Sensitive Words highlights keywords that are blocked from Sina Weibo search results. CDT independently tests the keywords before posting them, but some searches later become accessible again. We welcome readers to contribute to this project so that we can include the most up-to-date information. Use the form at the bottom of this post to help us crowd source sensitive words. You can also browse our archive of sensitive words.

Late last week, a Weibo user broke the news that searches for the term Soviet joke (苏联笑话) are now censored on the microblogging site, with queries yielding the statement “search results are not displayed according to relevant laws, regulations, and policies.” CDT Chinese editors conducted a search test on May 16th confirming that the term has indeed been blocked on Sina Weibo.

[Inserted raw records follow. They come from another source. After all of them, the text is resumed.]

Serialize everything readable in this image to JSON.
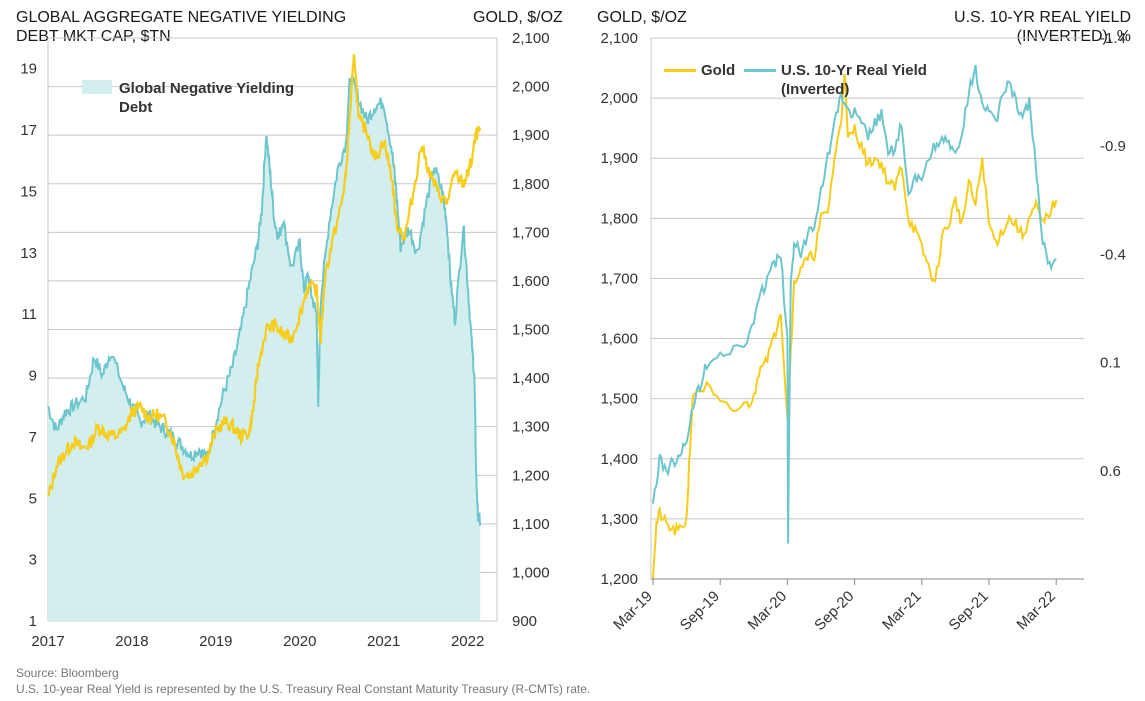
{
  "left_chart": {
    "title_left_1": "GLOBAL AGGREGATE NEGATIVE YIELDING",
    "title_left_2": "DEBT MKT CAP, $TN",
    "title_right": "GOLD, $/OZ",
    "legend_label_1": "Global Negative Yielding",
    "legend_label_2": "Debt"
  },
  "right_chart": {
    "title_left": "GOLD, $/OZ",
    "title_right_1": "U.S. 10-YR REAL YIELD",
    "title_right_2": "(INVERTED), %",
    "legend_gold": "Gold",
    "legend_yield_1": "U.S. 10-Yr Real Yield",
    "legend_yield_2": "(Inverted)"
  },
  "footnote": {
    "source": "Source: Bloomberg",
    "note": "U.S. 10-year Real Yield is represented by the U.S. Treasury Real Constant Maturity Treasury (R-CMTs) rate."
  },
  "colors": {
    "gold": "#f7cd1b",
    "teal": "#6ec6cd",
    "teal_fill": "#d3eeef",
    "grid": "#c8c8c8"
  },
  "chart_data": [
    {
      "type": "area",
      "x_ticks": [
        "2017",
        "2018",
        "2019",
        "2020",
        "2021",
        "2022"
      ],
      "y_left_ticks": [
        "1",
        "3",
        "5",
        "7",
        "9",
        "11",
        "13",
        "15",
        "17",
        "19"
      ],
      "y_right_ticks": [
        "900",
        "1,000",
        "1,100",
        "1,200",
        "1,300",
        "1,400",
        "1,500",
        "1,600",
        "1,700",
        "1,800",
        "1,900",
        "2,000",
        "2,100"
      ],
      "ylim_left": [
        1,
        20
      ],
      "ylim_right": [
        900,
        2100
      ],
      "xlim": [
        2017.0,
        2022.35
      ],
      "grid": true,
      "legend_position": "top-left",
      "series": [
        {
          "name": "Global Negative Yielding Debt",
          "axis": "left",
          "x": [
            2017.0,
            2017.1,
            2017.2,
            2017.3,
            2017.45,
            2017.55,
            2017.65,
            2017.75,
            2017.9,
            2018.0,
            2018.1,
            2018.2,
            2018.3,
            2018.4,
            2018.5,
            2018.6,
            2018.7,
            2018.8,
            2018.9,
            2019.0,
            2019.1,
            2019.2,
            2019.3,
            2019.4,
            2019.5,
            2019.55,
            2019.6,
            2019.65,
            2019.7,
            2019.75,
            2019.8,
            2019.9,
            2020.0,
            2020.05,
            2020.1,
            2020.15,
            2020.2,
            2020.22,
            2020.25,
            2020.35,
            2020.45,
            2020.55,
            2020.6,
            2020.7,
            2020.8,
            2020.9,
            2021.0,
            2021.1,
            2021.15,
            2021.2,
            2021.3,
            2021.4,
            2021.5,
            2021.6,
            2021.7,
            2021.75,
            2021.8,
            2021.85,
            2021.95,
            2022.0,
            2022.05,
            2022.08,
            2022.1,
            2022.12,
            2022.15
          ],
          "values": [
            8.0,
            7.2,
            7.8,
            8.0,
            8.3,
            9.6,
            9.0,
            9.8,
            8.6,
            8.0,
            7.5,
            7.7,
            7.4,
            7.2,
            7.0,
            6.7,
            6.4,
            6.6,
            6.3,
            7.5,
            8.5,
            9.3,
            10.5,
            12.0,
            13.3,
            14.5,
            16.9,
            15.5,
            14.0,
            13.5,
            14.1,
            12.5,
            13.3,
            11.8,
            12.3,
            11.5,
            11.0,
            8.0,
            11.5,
            14.0,
            15.7,
            16.6,
            18.8,
            18.0,
            17.3,
            17.8,
            17.9,
            16.3,
            15.0,
            13.2,
            13.8,
            13.0,
            14.5,
            15.8,
            15.0,
            14.0,
            12.0,
            10.8,
            13.9,
            12.0,
            10.0,
            9.0,
            6.0,
            4.5,
            4.2
          ]
        },
        {
          "name": "Gold",
          "axis": "right",
          "x": [
            2017.0,
            2017.1,
            2017.2,
            2017.3,
            2017.4,
            2017.5,
            2017.6,
            2017.7,
            2017.8,
            2017.9,
            2018.0,
            2018.1,
            2018.2,
            2018.3,
            2018.4,
            2018.5,
            2018.6,
            2018.7,
            2018.8,
            2018.9,
            2019.0,
            2019.1,
            2019.2,
            2019.3,
            2019.4,
            2019.45,
            2019.5,
            2019.6,
            2019.7,
            2019.8,
            2019.9,
            2020.0,
            2020.1,
            2020.2,
            2020.25,
            2020.3,
            2020.4,
            2020.5,
            2020.55,
            2020.6,
            2020.65,
            2020.7,
            2020.8,
            2020.9,
            2021.0,
            2021.1,
            2021.15,
            2021.25,
            2021.35,
            2021.45,
            2021.55,
            2021.65,
            2021.75,
            2021.85,
            2021.95,
            2022.0,
            2022.05,
            2022.1,
            2022.15
          ],
          "values": [
            1150,
            1220,
            1245,
            1270,
            1255,
            1265,
            1300,
            1285,
            1280,
            1290,
            1330,
            1340,
            1320,
            1325,
            1310,
            1270,
            1205,
            1200,
            1225,
            1240,
            1290,
            1310,
            1300,
            1280,
            1290,
            1340,
            1420,
            1500,
            1510,
            1490,
            1480,
            1530,
            1590,
            1580,
            1480,
            1610,
            1690,
            1760,
            1820,
            1950,
            2070,
            1930,
            1910,
            1850,
            1890,
            1810,
            1720,
            1690,
            1780,
            1880,
            1820,
            1780,
            1760,
            1820,
            1800,
            1820,
            1850,
            1900,
            1910
          ]
        }
      ]
    },
    {
      "type": "line",
      "x_ticks": [
        "Mar-19",
        "Sep-19",
        "Mar-20",
        "Sep-20",
        "Mar-21",
        "Sep-21",
        "Mar-22"
      ],
      "y_left_ticks": [
        "1,200",
        "1,300",
        "1,400",
        "1,500",
        "1,600",
        "1,700",
        "1,800",
        "1,900",
        "2,000",
        "2,100"
      ],
      "y_right_ticks": [
        "-1.4",
        "-0.9",
        "-0.4",
        "0.1",
        "0.6"
      ],
      "ylim_left": [
        1200,
        2100
      ],
      "ylim_right": [
        1.1,
        -1.4
      ],
      "grid": true,
      "legend_position": "top-left",
      "series": [
        {
          "name": "Gold",
          "axis": "left",
          "x": [
            0.0,
            0.05,
            0.1,
            0.2,
            0.3,
            0.4,
            0.5,
            0.55,
            0.6,
            0.8,
            1.0,
            1.2,
            1.4,
            1.5,
            1.6,
            1.7,
            1.8,
            1.9,
            2.0,
            2.05,
            2.1,
            2.2,
            2.3,
            2.4,
            2.5,
            2.6,
            2.7,
            2.8,
            2.85,
            2.9,
            3.0,
            3.1,
            3.2,
            3.3,
            3.4,
            3.5,
            3.6,
            3.7,
            3.8,
            3.9,
            4.0,
            4.1,
            4.2,
            4.3,
            4.4,
            4.5,
            4.6,
            4.7,
            4.8,
            4.9,
            5.0,
            5.1,
            5.2,
            5.3,
            5.4,
            5.5,
            5.6,
            5.7,
            5.8,
            5.9,
            6.0
          ],
          "values": [
            1210,
            1290,
            1310,
            1290,
            1280,
            1280,
            1300,
            1420,
            1510,
            1520,
            1490,
            1480,
            1490,
            1500,
            1560,
            1570,
            1600,
            1650,
            1470,
            1580,
            1690,
            1720,
            1730,
            1740,
            1800,
            1810,
            1900,
            1960,
            2050,
            1930,
            1950,
            1920,
            1890,
            1900,
            1890,
            1860,
            1850,
            1890,
            1800,
            1780,
            1750,
            1720,
            1690,
            1770,
            1790,
            1830,
            1790,
            1860,
            1820,
            1900,
            1790,
            1760,
            1780,
            1800,
            1790,
            1770,
            1800,
            1820,
            1790,
            1810,
            1830
          ]
        },
        {
          "name": "U.S. 10-Yr Real Yield (Inverted)",
          "axis": "right",
          "x": [
            0.0,
            0.1,
            0.2,
            0.3,
            0.4,
            0.5,
            0.6,
            0.7,
            0.8,
            1.0,
            1.2,
            1.4,
            1.5,
            1.6,
            1.7,
            1.8,
            1.9,
            2.0,
            2.01,
            2.05,
            2.1,
            2.2,
            2.3,
            2.4,
            2.5,
            2.6,
            2.7,
            2.8,
            2.9,
            3.0,
            3.1,
            3.2,
            3.3,
            3.4,
            3.5,
            3.6,
            3.7,
            3.8,
            3.9,
            4.0,
            4.1,
            4.2,
            4.3,
            4.4,
            4.5,
            4.6,
            4.7,
            4.8,
            4.9,
            5.0,
            5.1,
            5.2,
            5.3,
            5.4,
            5.5,
            5.6,
            5.7,
            5.75,
            5.8,
            5.9,
            6.0
          ],
          "values": [
            0.75,
            0.55,
            0.6,
            0.55,
            0.55,
            0.45,
            0.3,
            0.2,
            0.1,
            0.05,
            0.05,
            0.0,
            -0.1,
            -0.2,
            -0.3,
            -0.35,
            -0.4,
            0.0,
            0.95,
            -0.3,
            -0.45,
            -0.4,
            -0.5,
            -0.55,
            -0.7,
            -0.85,
            -1.0,
            -1.15,
            -1.05,
            -1.05,
            -1.0,
            -0.95,
            -1.0,
            -1.05,
            -0.85,
            -0.9,
            -1.0,
            -0.65,
            -0.75,
            -0.75,
            -0.85,
            -0.9,
            -0.95,
            -0.9,
            -0.85,
            -0.95,
            -1.15,
            -1.25,
            -1.1,
            -1.05,
            -1.0,
            -1.15,
            -1.2,
            -1.1,
            -1.05,
            -1.1,
            -0.8,
            -0.6,
            -0.45,
            -0.35,
            -0.38
          ]
        }
      ]
    }
  ]
}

The term is likely censored due to the historical context surrounding the rise of political humor in the former Soviet Union and its association with current political conditions in China. In the USSR, political humor allowed individuals to express their dissatisfaction clandestinely in an environment where speech was strictly controlled. This trend that can also be seen in the covert, humorous, and highly creative lexicon that Chinese netizens have developed to comment on and mock politics.

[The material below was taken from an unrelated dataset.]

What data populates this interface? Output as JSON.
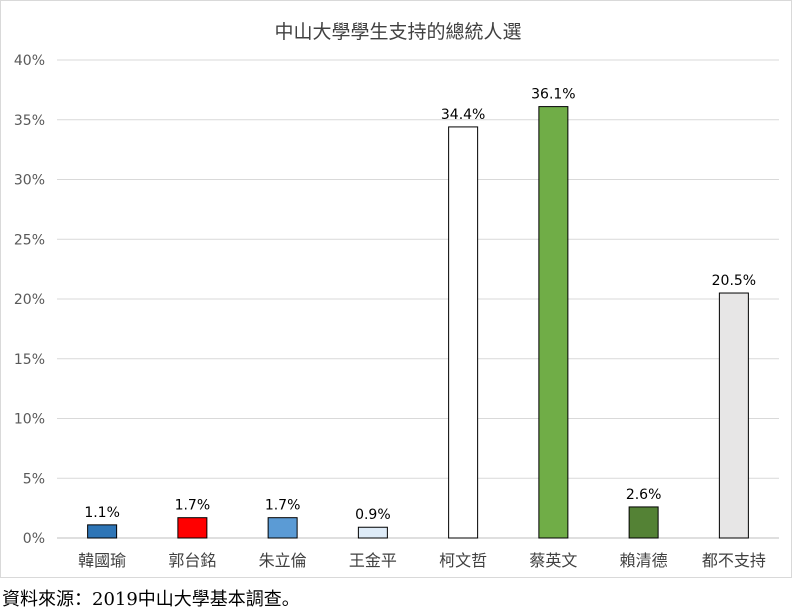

Because humor can be understood as a form of quiet protest, these jokes were officially forbidden and told at some risk to the individuals doing the telling–in the former Soviet Union, the telling of a political joke could in the worst case scenario yield a ten year prison sentence for “anti-Soviet agitation” under Article 58 of the criminal code. In modern China, we have seen netizens placed in criminal detention for publicly spreading political jokes online. In 2017, for example, a netizen was jailed for 22 months for “picking quarrels and provoking troubles” after mocking President Xi Jinping with the widely-used nickname “Steamed Bun Xi.”